Quanto aos lances, sigo a cronologia. Curiosamente, o primeiro deles - o eventual penalty não assinalado a favor do Braga aos 16’ - sobre o qual todos, ou quase todos, os analistas de arbitragem coincidiram em dizer que era mesmo penalty, é o que me parece mais discutível. Depois, a suposta falta que o Benfica reclamou que teria precedido o lance do penalty assinalado a favor do Braga, vê-se bem nas imagens que não existe sombra dela. Como se vê bem nas imagens (TVI) que o penalty que dá o empate ao Benfica resulta de uma falta clara e dura, assinalada ao contrário: depois de Esgaio jogar a bola, é João Félix quem o atinge por trás, de sola na canela. Era, sim, falta contra o Benfica e cartão amarelo a João Félix: seria o segundo, aos 57 minutos. A mesma expulsão que, obviamente deveria, pelo menos, ter acontecido aos 62 minutos: uma opinião em que também todos coincidem, com a notável excepção de Fernando Guerra que aqui falou antes na «doideira do cerco que está a ser montado para expulsar João Félix». O segundo penalty, que vira de vez o jogo a favor do Benfica, já sabem os meus leitores que aquilo, para mim, não penalty: é bola no braço e não braço na bola. Mas, seja ou não, o facto, chato e incontornável, é que um lance em tudo idêntico, ocorrido 48 horas antes na área do Rio Ave não tinha sido considerado penalty a favor do Porto. Azar, dirão. Pois é, mas imaginem que o azar tem sido ao contrário: o penalty do Porto era assinalado e o Porto fazia 3-0 e o do Benfica não era e ficava 1-1? São subtilezas destas, que decidem campeonatos, que suponho tenha justificado que a direcção portista tenha pedido uma reunião de urgência ao Conselho de Arbitragem. A pergunta que terão feito é óbvia: como se justifica que, na fase decisiva do campeonato, dois árbitros e dois VAR tenham interpretações diferentes sobre um mesmo tipo de lance? Não há uma uniformidade de critérios estabelecida para todos?

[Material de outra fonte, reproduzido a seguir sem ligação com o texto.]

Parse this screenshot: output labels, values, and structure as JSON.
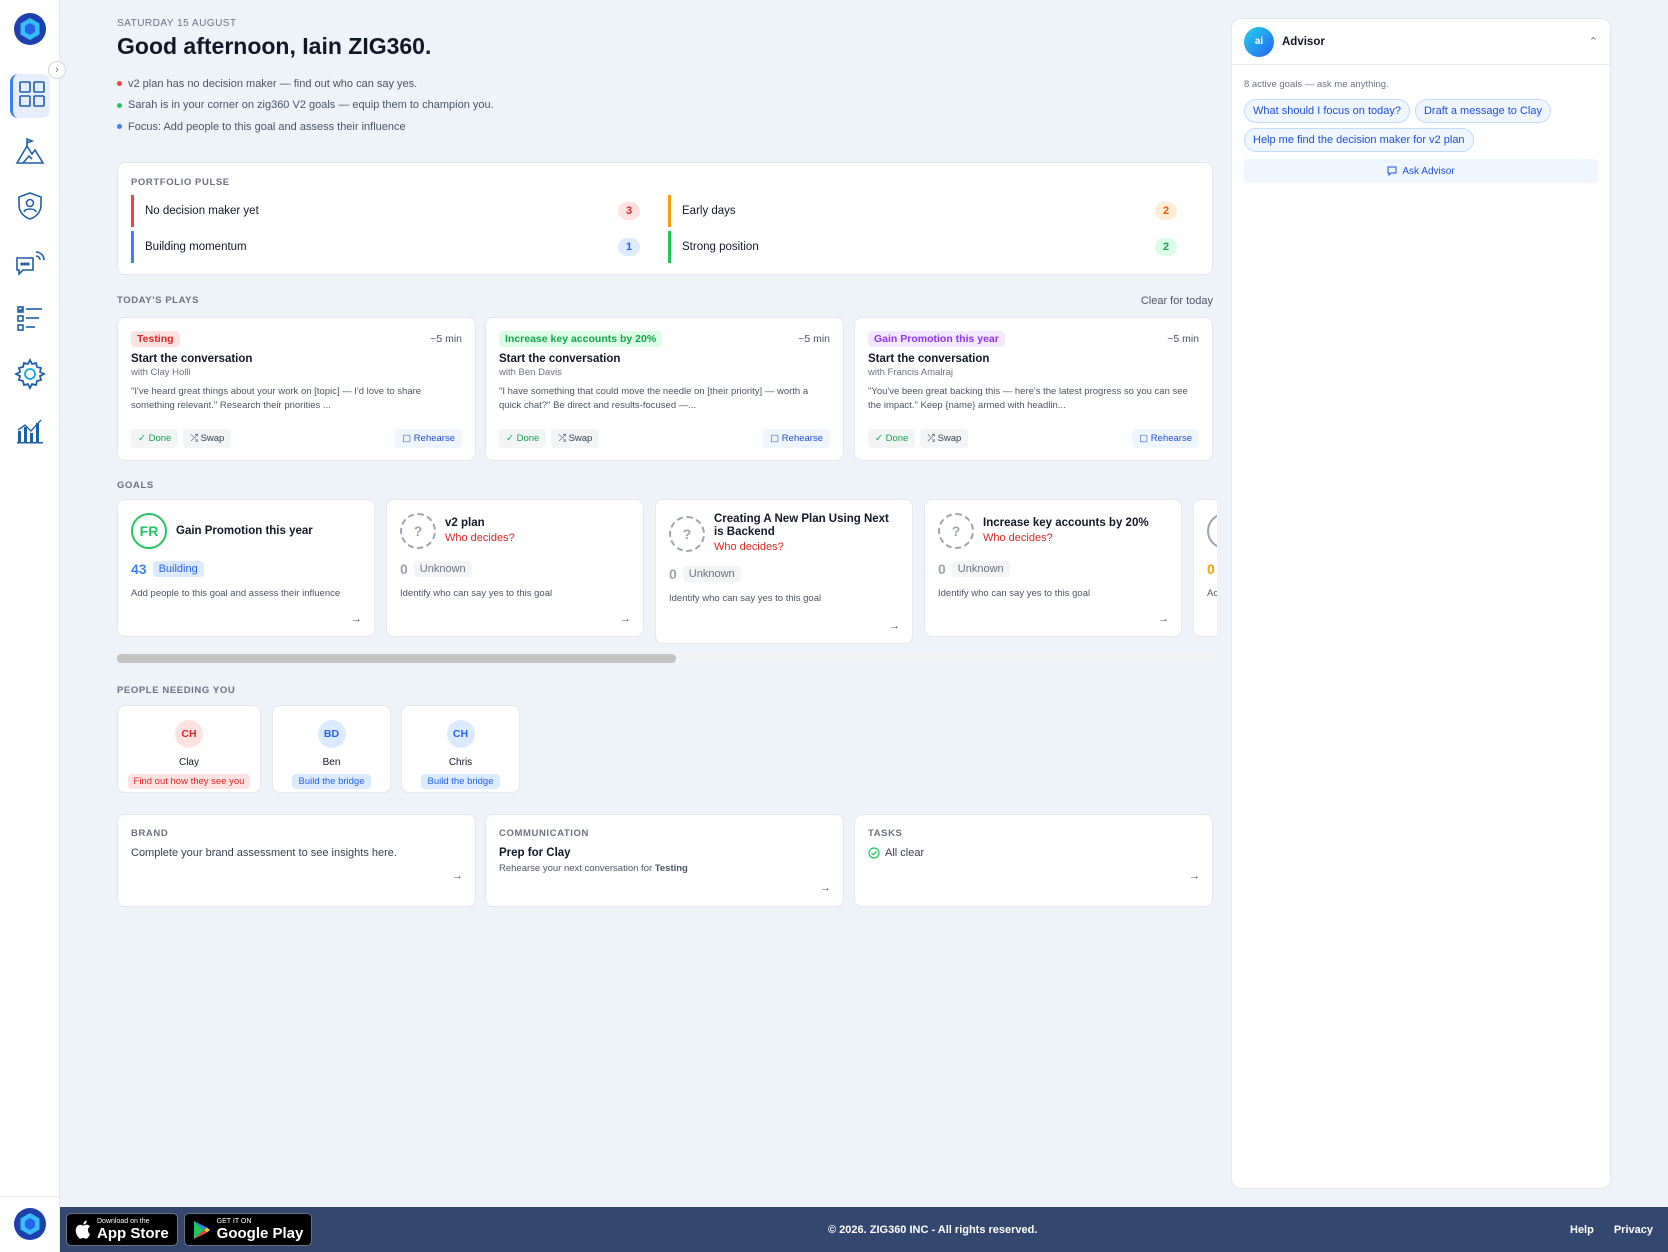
{
  "header": {
    "date": "SATURDAY 15 AUGUST",
    "greeting": "Good afternoon, Iain ZIG360.",
    "insights": [
      {
        "text": "v2 plan has no decision maker — find out who can say yes.",
        "color": "#ef4444"
      },
      {
        "text": "Sarah is in your corner on zig360 V2 goals — equip them to champion you.",
        "color": "#22c55e"
      },
      {
        "text": "Focus: Add people to this goal and assess their influence",
        "color": "#3b82f6"
      }
    ]
  },
  "pulse": {
    "title": "PORTFOLIO PULSE",
    "items": [
      {
        "label": "No decision maker yet",
        "count": "3",
        "color": "#ef4444"
      },
      {
        "label": "Early days",
        "count": "2",
        "color": "#f59e0b"
      },
      {
        "label": "Building momentum",
        "count": "1",
        "color": "#3b82f6"
      },
      {
        "label": "Strong position",
        "count": "2",
        "color": "#22c55e"
      }
    ]
  },
  "plays": {
    "title": "TODAY'S PLAYS",
    "clear": "Clear for today",
    "items": [
      {
        "tag": "Testing",
        "time": "~5 min",
        "title": "Start the conversation",
        "with": "with Clay Holli",
        "quote": "\"I've heard great things about your work on [topic] — I'd love to share something relevant.\" Research their priorities ...",
        "done": "Done",
        "swap": "Swap",
        "rehearse": "Rehearse"
      },
      {
        "tag": "Increase key accounts by 20%",
        "time": "~5 min",
        "title": "Start the conversation",
        "with": "with Ben Davis",
        "quote": "\"I have something that could move the needle on [their priority] — worth a quick chat?\" Be direct and results-focused —...",
        "done": "Done",
        "swap": "Swap",
        "rehearse": "Rehearse"
      },
      {
        "tag": "Gain Promotion this year",
        "time": "~5 min",
        "title": "Start the conversation",
        "with": "with Francis Amalraj",
        "quote": "\"You've been great backing this — here's the latest progress so you can see the impact.\" Keep {name} armed with headlin...",
        "done": "Done",
        "swap": "Swap",
        "rehearse": "Rehearse"
      }
    ]
  },
  "goals": {
    "title": "GOALS",
    "items": [
      {
        "avatar": "FR",
        "name": "Gain Promotion this year",
        "who": "",
        "score": "43",
        "status": "Building",
        "desc": "Add people to this goal and assess their influence"
      },
      {
        "avatar": "?",
        "name": "v2 plan",
        "who": "Who decides?",
        "score": "0",
        "status": "Unknown",
        "desc": "Identify who can say yes to this goal"
      },
      {
        "avatar": "?",
        "name": "Creating A New Plan Using Next is Backend",
        "who": "Who decides?",
        "score": "0",
        "status": "Unknown",
        "desc": "Identify who can say yes to this goal"
      },
      {
        "avatar": "?",
        "name": "Increase key accounts by 20%",
        "who": "Who decides?",
        "score": "0",
        "status": "Unknown",
        "desc": "Identify who can say yes to this goal"
      },
      {
        "avatar": "",
        "name": "",
        "who": "",
        "score": "0",
        "status": "",
        "desc": "Ac"
      }
    ]
  },
  "people": {
    "title": "PEOPLE NEEDING YOU",
    "items": [
      {
        "initials": "CH",
        "name": "Clay",
        "action": "Find out how they see you"
      },
      {
        "initials": "BD",
        "name": "Ben",
        "action": "Build the bridge"
      },
      {
        "initials": "CH",
        "name": "Chris",
        "action": "Build the bridge"
      }
    ]
  },
  "brand": {
    "title": "BRAND",
    "text": "Complete your brand assessment to see insights here."
  },
  "communication": {
    "title": "COMMUNICATION",
    "heading": "Prep for Clay",
    "sub": "Rehearse your next conversation for",
    "sub_strong": "Testing"
  },
  "tasks": {
    "title": "TASKS",
    "text": "All clear"
  },
  "advisor": {
    "title": "Advisor",
    "hint": "8 active goals — ask me anything.",
    "chips": [
      "What should I focus on today?",
      "Draft a message to Clay",
      "Help me find the decision maker for v2 plan"
    ],
    "ask": "Ask Advisor"
  },
  "footer": {
    "appstore_small": "Download on the",
    "appstore_big": "App Store",
    "play_small": "GET IT ON",
    "play_big": "Google Play",
    "copyright": "© 2026. ZIG360 INC - All rights reserved.",
    "help": "Help",
    "privacy": "Privacy"
  }
}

4 - Face a tudo que aconteceu em Braga, não posso deixar de me juntar a este jornal para realçar o desportivismo com que os bracarenses encaixaram mais uma tareia do Benfica (dos 27 golos, tão lembrados, que o Benfica tem a mais que o FC Porto, 26 aconteceram em apenas em 4 jogos: 10 deles, na Luz, contra o Nacional; 6 contra aquele acutilante Marítimo da anterior jornada, que fez um remate e para fora em 95 minutos de jogo; e 10 em dois jogos contra o Braga). Mas se alguém esperava ver resquícios do Abel Ferreira que ia partindo a mesa aos murros porque sofrera um golo duvidoso do Sporting ou que ainda há dias, intitulando-se «Professor», se dizia a mais neste sujo futebol, esperou em vão: desta vez, nem uma palavra sobre a arbitragem, só elogios ao «estofo de campeão do Benfica». E as imagens finais das saudações entre Luís Felipe Vieira e António Salvador devem ser mostradas às criancinhas como exemplo de fair-play que eu só posso aplaudir. A mãos ambas.
5 - Uma palavra final que deve ser dita: quem é o Fernando Madureira para se comportar como o dono não oficial do FC Porto? Brincadeiras tipo-Academia de Alcochete, não obrigado. Somos Porto.